It wasn’t that I felt responsible for the sickness of others, it was that something compassionate in me chided my conscience for being repelled by the sights, sounds, and smells that accompanied the suffering of others.
Again, my Mom introduced me to this world.
We had a housekeeper when I was little. She came out in the afternoons and was waiting there at home when I got home from first grade. That was back in the day when it was safe to walk a mile or so to school.
Her name was Carrie. I remember she was old. My childhood vision of her was that she was skinny and a little shriveled. Then she began to be a little more shriveled.Then she stopped working for us.
Mom told me she had cancer and had to stay home. Mom became a hospice volunteer (remember, this was a long time ago and I don’t think the term “hospice” was even in use much back then… but that’s the kind of person my mom was).
In the days of strict segregation in the South, my Mom never hesitated to drive on a regular basis into the poor “Negro” neighborhood (it’s not “PC” to use that term now but this was the early 1960’s) to take food she had prepared, and groceries, and necessities to Carrie and her family. Clothes for everyone. Christmas presents.
Sometimes she took me with her. I felt uncomfortable on so many levels. We got stared at in that neighborhood. I was not used to being the “different” one. I didn’t understand the aloof animosity that I felt had emanated from the folks on the sidewalks and the neighboring porches. In my childhood naivete I had no concept of prejudice, and was years away from understanding the wounds that others bore because of it.
Carrie lived in a wooden shack (or so I would have called it) that sagged under the weight of age and disrepair.

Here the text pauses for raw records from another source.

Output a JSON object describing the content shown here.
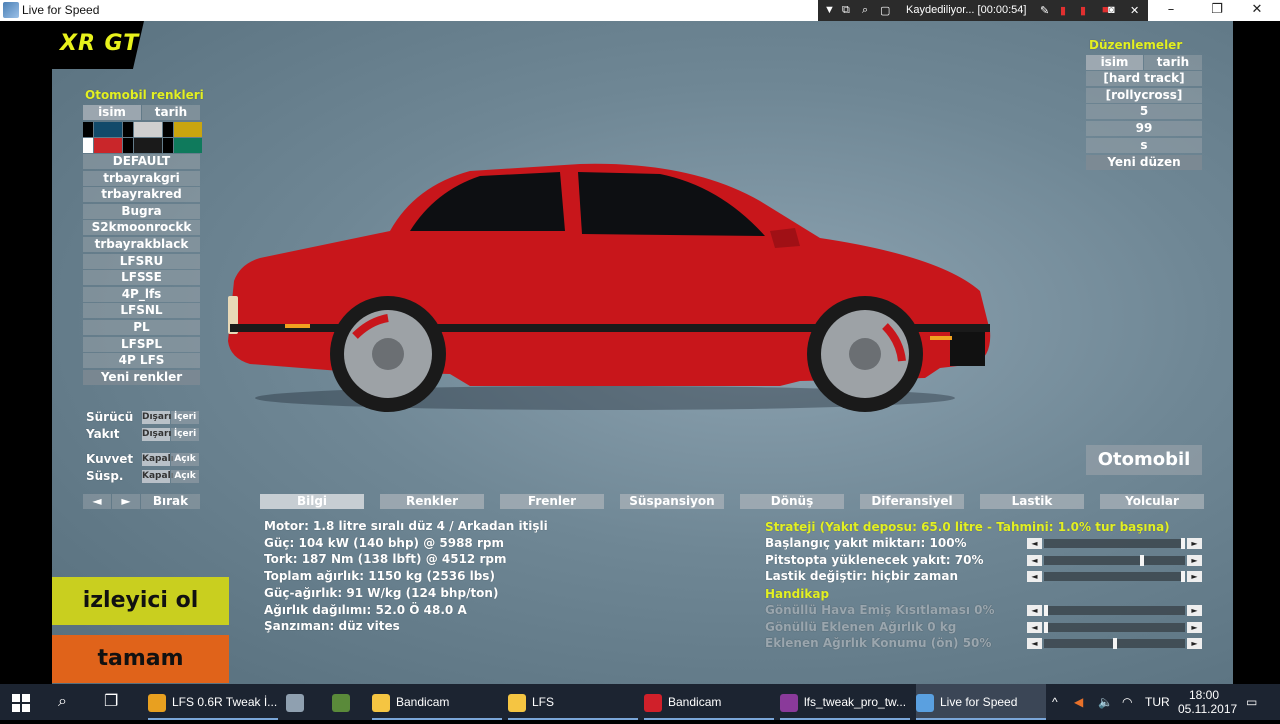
{
  "window": {
    "title": "Live for Speed",
    "minimize": "–",
    "maximize": "❐",
    "close": "✕"
  },
  "recorder": {
    "status": "Kaydediliyor... [00:00:54]"
  },
  "game": {
    "car_name": "XR GT",
    "colors_panel": {
      "title": "Otomobil renkleri",
      "tab_name": "isim",
      "tab_date": "tarih",
      "swatch_colors": [
        "#000000",
        "#124a6a",
        "#000000",
        "#cfcfcf",
        "#000000",
        "#c9a50f",
        "#ffffff",
        "#c9262a",
        "#000000",
        "#1a1a1a",
        "#000000",
        "#0f7a5c"
      ],
      "items": [
        "DEFAULT",
        "trbayrakgri",
        "trbayrakred",
        "Bugra",
        "S2kmoonrockk",
        "trbayrakblack",
        "LFSRU",
        "LFSSE",
        "4P_lfs",
        "LFSNL",
        "PL",
        "LFSPL",
        "4P LFS"
      ],
      "new_button": "Yeni renkler"
    },
    "options": [
      {
        "label": "Sürücü",
        "a": "Dışarı",
        "b": "İçeri"
      },
      {
        "label": "Yakıt",
        "a": "Dışarı",
        "b": "İçeri"
      },
      {
        "label": "Kuvvet",
        "a": "Kapalı",
        "b": "Açık"
      },
      {
        "label": "Süsp.",
        "a": "Kapalı",
        "b": "Açık"
      }
    ],
    "nav": {
      "prev": "◄",
      "next": "►",
      "drop": "Bırak"
    },
    "setups_panel": {
      "title": "Düzenlemeler",
      "tab_name": "isim",
      "tab_date": "tarih",
      "items": [
        "[hard track]",
        "[rollycross]",
        "5",
        "99",
        "s"
      ],
      "new_button": "Yeni düzen"
    },
    "car_button": "Otomobil",
    "tabs": [
      "Bilgi",
      "Renkler",
      "Frenler",
      "Süspansiyon",
      "Dönüş",
      "Diferansiyel",
      "Lastik",
      "Yolcular"
    ],
    "info": [
      "Motor: 1.8 litre   sıralı düz  4 / Arkadan itişli",
      "Güç: 104 kW (140 bhp) @ 5988 rpm",
      "Tork: 187 Nm (138 lbft) @ 4512 rpm",
      "Toplam ağırlık: 1150 kg (2536 lbs)",
      "Güç-ağırlık: 91 W/kg (124 bhp/ton)",
      "Ağırlık dağılımı: 52.0 Ö  48.0 A",
      "Şanzıman: düz vites"
    ],
    "strategy": {
      "title": "Strateji (Yakıt deposu: 65.0 litre - Tahmini: 1.0% tur başına)",
      "rows": [
        {
          "label": "Başlangıç yakıt miktarı: 100%",
          "value": 1.0
        },
        {
          "label": "Pitstopta yüklenecek yakıt: 70%",
          "value": 0.7
        },
        {
          "label": "Lastik değiştir: hiçbir zaman",
          "value": 1.0
        }
      ],
      "handicap_title": "Handikap",
      "handicap_rows": [
        {
          "label": "Gönüllü Hava Emiş Kısıtlaması 0%",
          "value": 0.0
        },
        {
          "label": "Gönüllü Eklenen Ağırlık 0 kg",
          "value": 0.0
        },
        {
          "label": "Eklenen Ağırlık Konumu (ön) 50%",
          "value": 0.5
        }
      ]
    },
    "spectate_button": "izleyici ol",
    "ok_button": "tamam"
  },
  "taskbar": {
    "items": [
      "LFS 0.6R Tweak İ...",
      "Bandicam",
      "LFS",
      "Bandicam",
      "lfs_tweak_pro_tw...",
      "Live for Speed"
    ],
    "language": "TUR",
    "time": "18:00",
    "date": "05.11.2017"
  }
}
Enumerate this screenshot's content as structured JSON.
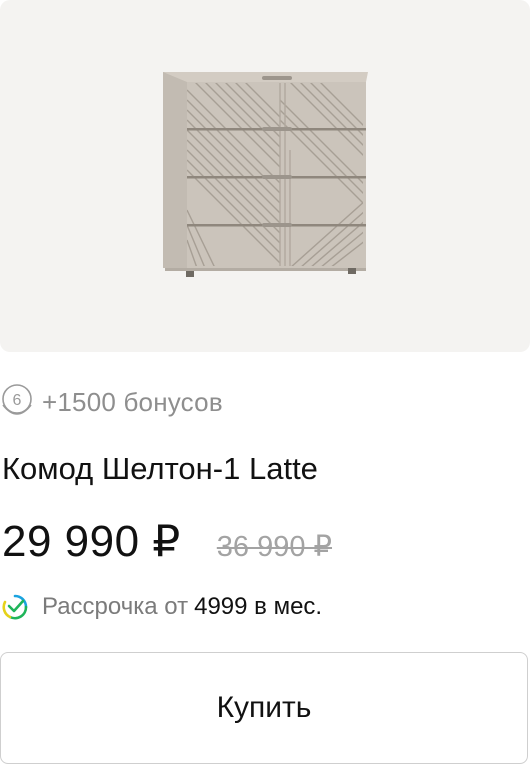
{
  "product": {
    "image_alt": "Комод Шелтон-1 Latte",
    "bonus_badge": "6",
    "bonus_text": "+1500 бонусов",
    "title": "Комод Шелтон-1 Latte",
    "price": "29 990 ₽",
    "old_price": "36 990 ₽",
    "installment_label": "Рассрочка от",
    "installment_amount": "4999 в мес.",
    "buy_label": "Купить"
  },
  "colors": {
    "image_background": "#f4f3f1",
    "product_color": "#c9c2b9",
    "muted_text": "#8e8e8e",
    "old_price": "#a3a3a3",
    "check_green": "#1fb55a",
    "check_yellow": "#e5d21a",
    "check_blue": "#1aa3e0"
  }
}
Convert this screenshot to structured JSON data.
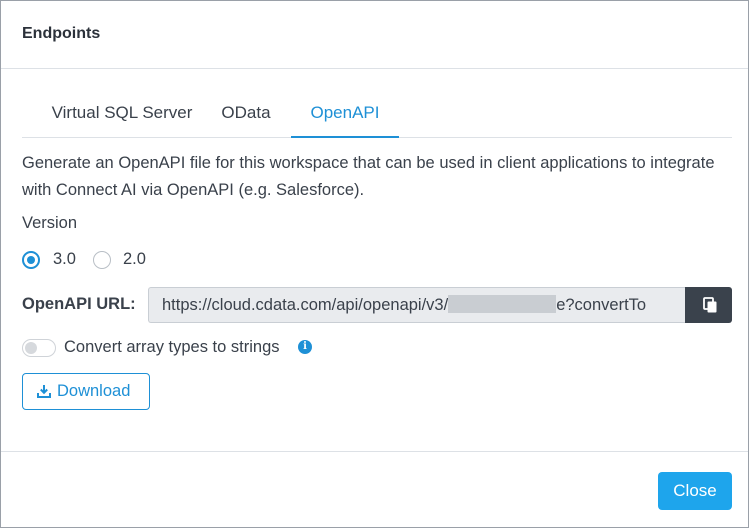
{
  "dialog": {
    "title": "Endpoints"
  },
  "tabs": [
    {
      "label": "Virtual SQL Server",
      "active": false
    },
    {
      "label": "OData",
      "active": false
    },
    {
      "label": "OpenAPI",
      "active": true
    }
  ],
  "openapi": {
    "description": "Generate an OpenAPI file for this workspace that can be used in client applications to integrate with Connect AI via OpenAPI (e.g. Salesforce).",
    "version_label": "Version",
    "versions": [
      {
        "label": "3.0",
        "selected": true
      },
      {
        "label": "2.0",
        "selected": false
      }
    ],
    "url_label": "OpenAPI URL:",
    "url_prefix": "https://cloud.cdata.com/api/openapi/v3/",
    "url_suffix": "e?convertTo",
    "copy_icon": "copy-icon",
    "toggle_label": "Convert array types to strings",
    "toggle_on": false,
    "info_icon": "info-icon",
    "download_label": "Download",
    "download_icon": "download-icon"
  },
  "footer": {
    "close_label": "Close"
  },
  "colors": {
    "accent": "#1e90d6",
    "close_button": "#1ea5ec",
    "copy_button": "#3a424c",
    "url_field_bg": "#e9ebee"
  }
}
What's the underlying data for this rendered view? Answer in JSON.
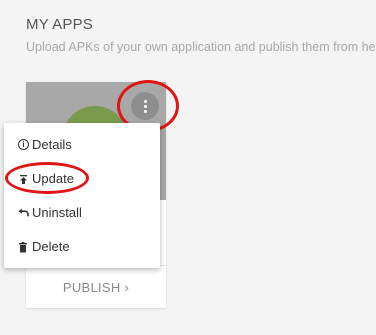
{
  "section": {
    "title": "MY APPS",
    "subtitle": "Upload APKs of your own application and publish them from here"
  },
  "card": {
    "publish_label": "PUBLISH ›"
  },
  "menu": {
    "items": [
      {
        "label": "Details",
        "icon": "info-icon"
      },
      {
        "label": "Update",
        "icon": "upload-icon"
      },
      {
        "label": "Uninstall",
        "icon": "undo-icon"
      },
      {
        "label": "Delete",
        "icon": "trash-icon"
      }
    ]
  },
  "colors": {
    "highlight": "#e01515",
    "menu_background": "#ffffff",
    "page_background": "#f4f4f4"
  }
}
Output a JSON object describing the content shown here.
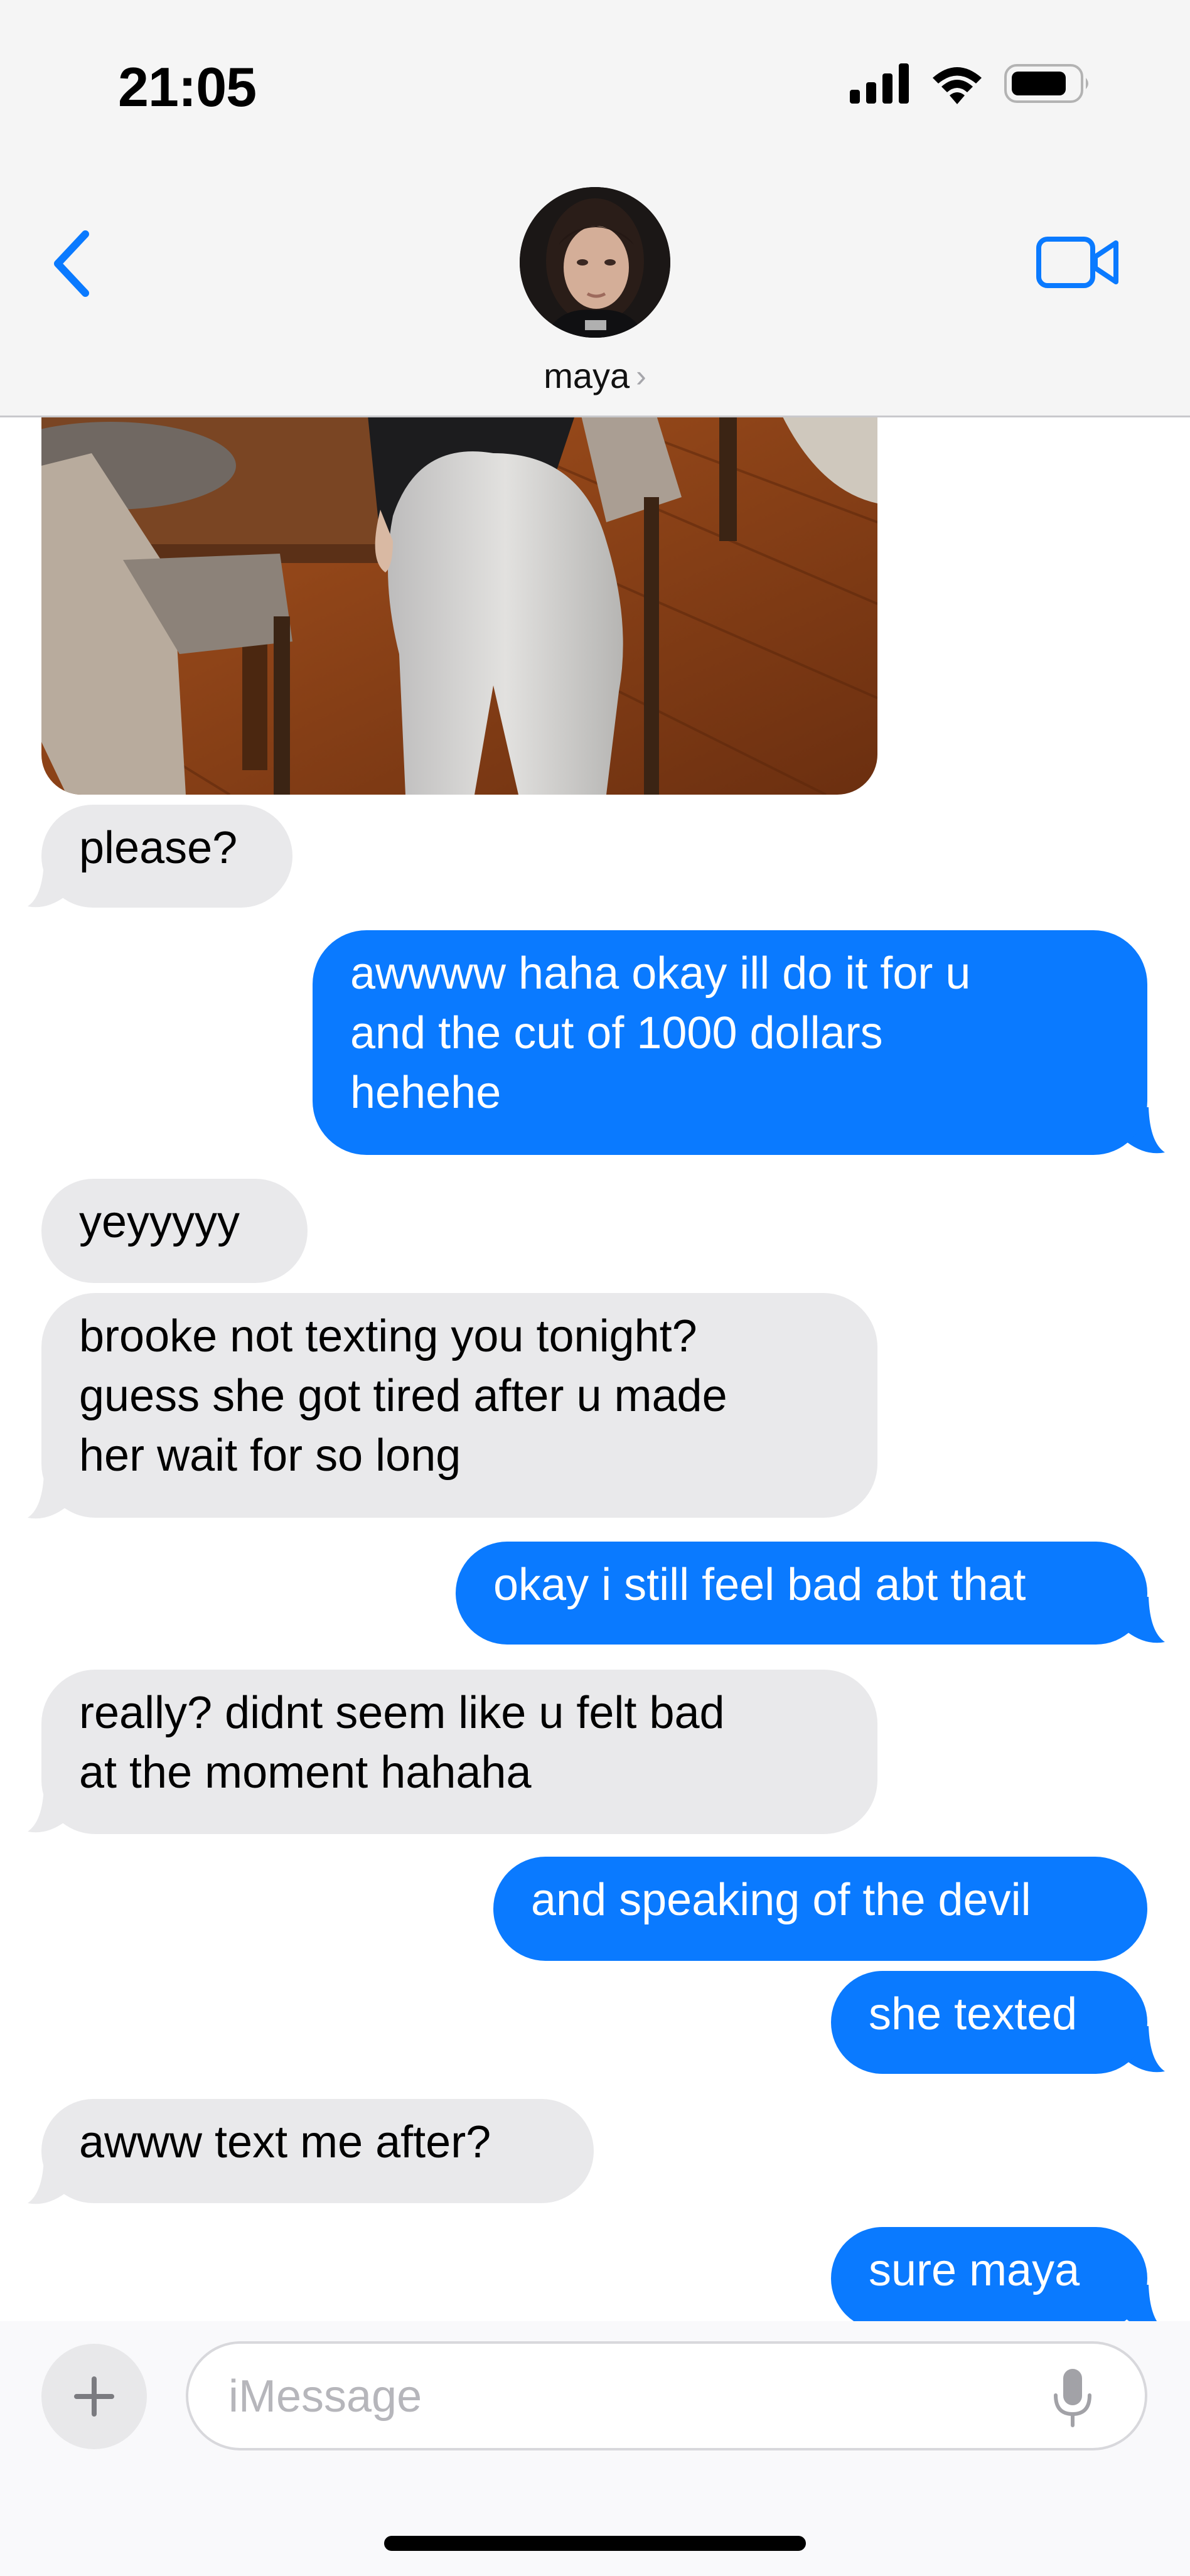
{
  "status_bar": {
    "time": "21:05",
    "icons": [
      "cellular-signal-icon",
      "wifi-icon",
      "battery-icon"
    ]
  },
  "header": {
    "contact_name": "maya",
    "back_icon": "chevron-left-icon",
    "video_icon": "video-camera-icon"
  },
  "messages": [
    {
      "direction": "in",
      "text": "please?"
    },
    {
      "direction": "out",
      "text": "awwww haha okay ill do it for u\nand the cut of 1000 dollars\nhehehe"
    },
    {
      "direction": "in",
      "text": "yeyyyyy"
    },
    {
      "direction": "in",
      "text": "brooke not texting you tonight?\nguess she got tired after u made\nher wait for so long"
    },
    {
      "direction": "out",
      "text": "okay i still feel bad abt that"
    },
    {
      "direction": "in",
      "text": "really? didnt seem like u felt bad\nat the moment hahaha"
    },
    {
      "direction": "out",
      "text": "and speaking of the devil"
    },
    {
      "direction": "out",
      "text": "she texted"
    },
    {
      "direction": "in",
      "text": "awww text me after?"
    },
    {
      "direction": "out",
      "text": "sure maya"
    }
  ],
  "composer": {
    "placeholder": "iMessage",
    "value": ""
  },
  "colors": {
    "outgoing_bubble": "#0a7aff",
    "incoming_bubble": "#e9e9eb",
    "accent": "#0a7aff"
  }
}
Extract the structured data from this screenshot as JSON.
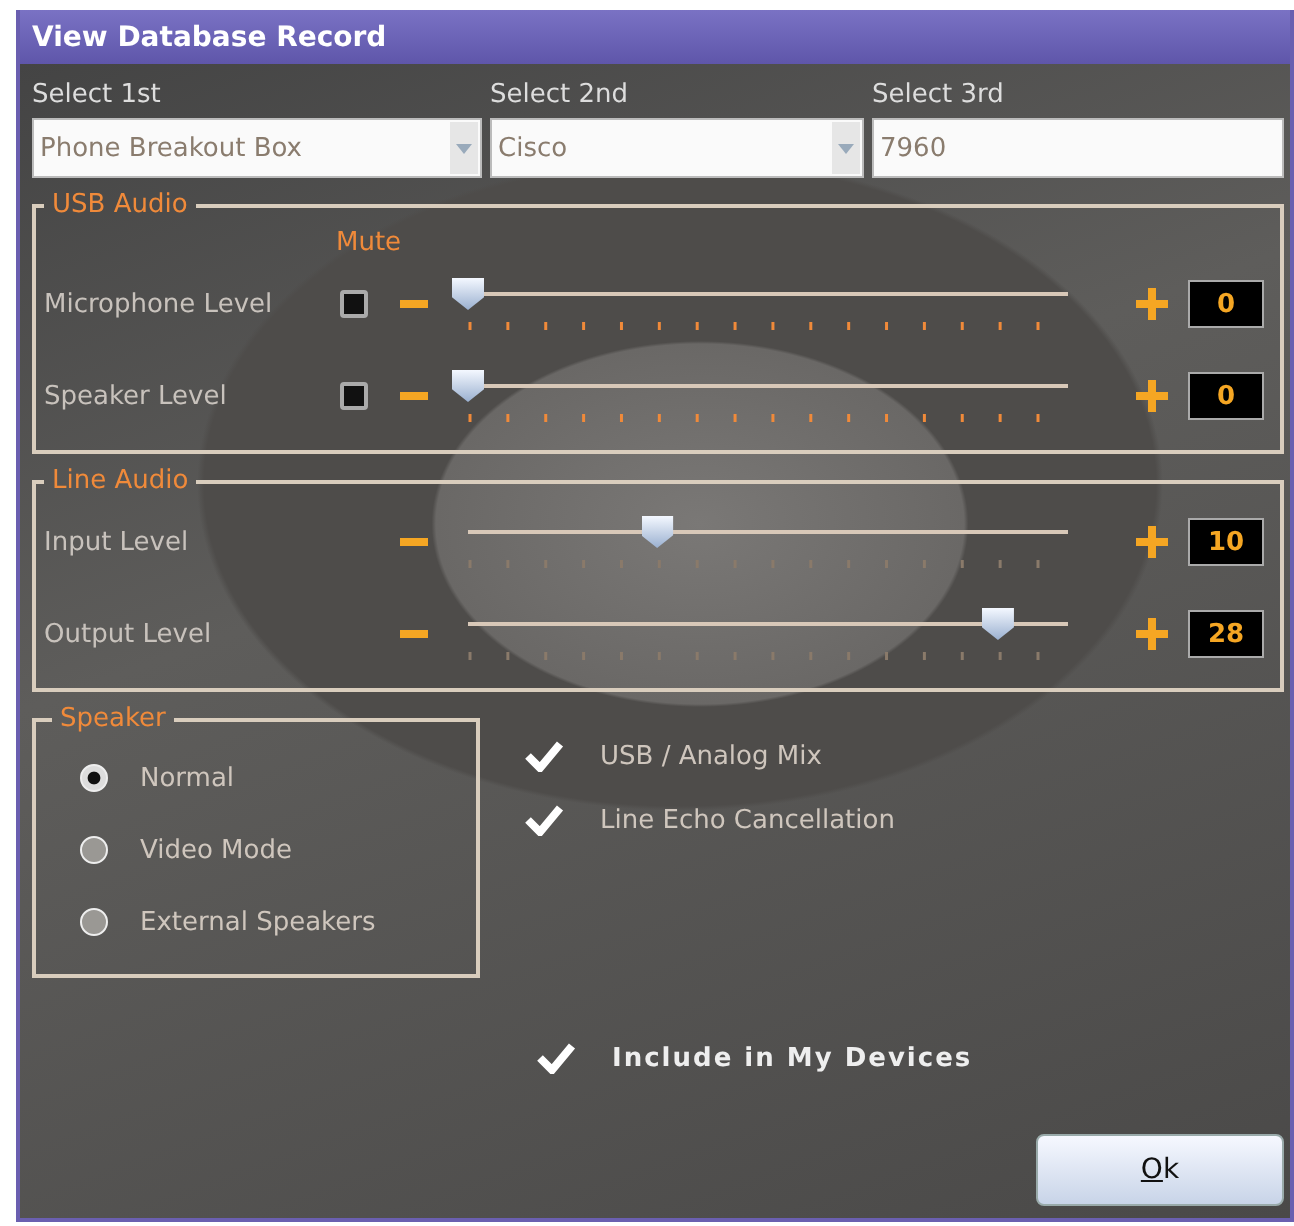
{
  "window": {
    "title": "View Database Record"
  },
  "selects": [
    {
      "label": "Select 1st",
      "value": "Phone Breakout Box",
      "kind": "dropdown"
    },
    {
      "label": "Select 2nd",
      "value": "Cisco",
      "kind": "dropdown"
    },
    {
      "label": "Select 3rd",
      "value": "7960",
      "kind": "text"
    }
  ],
  "usb_audio": {
    "title": "USB Audio",
    "mute_heading": "Mute",
    "channels": [
      {
        "name": "Microphone Level",
        "muted": false,
        "level": 0,
        "reading": "0"
      },
      {
        "name": "Speaker Level",
        "muted": false,
        "level": 0,
        "reading": "0"
      }
    ]
  },
  "line_audio": {
    "title": "Line Audio",
    "channels": [
      {
        "name": "Input Level",
        "level": 0.333,
        "reading": "10"
      },
      {
        "name": "Output Level",
        "level": 0.933,
        "reading": "28"
      }
    ]
  },
  "speaker": {
    "title": "Speaker",
    "options": [
      {
        "label": "Normal",
        "selected": true
      },
      {
        "label": "Video Mode",
        "selected": false
      },
      {
        "label": "External Speakers",
        "selected": false
      }
    ]
  },
  "options": [
    {
      "label": "USB / Analog Mix",
      "checked": true
    },
    {
      "label": "Line Echo Cancellation",
      "checked": true
    }
  ],
  "include": {
    "label": "Include in My Devices",
    "checked": true
  },
  "ok_button": {
    "label": "Ok"
  }
}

Contrary to my internal impulses I didn’t act at all hesitant to stride boldly up those rickety steps, across the stoop, and through the squeaky front porch screen door that clung by the barest of screw threads to a dry-rotting door jamb. I squelched my squeamishness.
It wasn’t that we were in a poor neighborhood of people different from me, or a house that looked, felt, and, yes, smelled so different from my own. It was Carrie herself. That kind old woman who had once held me close that day that I had sobbed – after walking home from first grade, I had seen the bloody splotch in the middle of the street that Carrie had tried to rinse away with a bucket or two of water. My sweet pet beagle had died that day.
Now she was dying. She was wasting away. Too weak to move. She had the odor of death (Something with which I would become all too familiar in Emergency Rooms and ICU’s in the years of my as-yet-unforeseen future).
I wanted to run.
But I clutched my weapon (in this case, a sack of second-hand clothes). Charged that hill. Vanquished the enemy. Won the battle. Held my ground.
Still holding. Awaiting further orders from The Commander.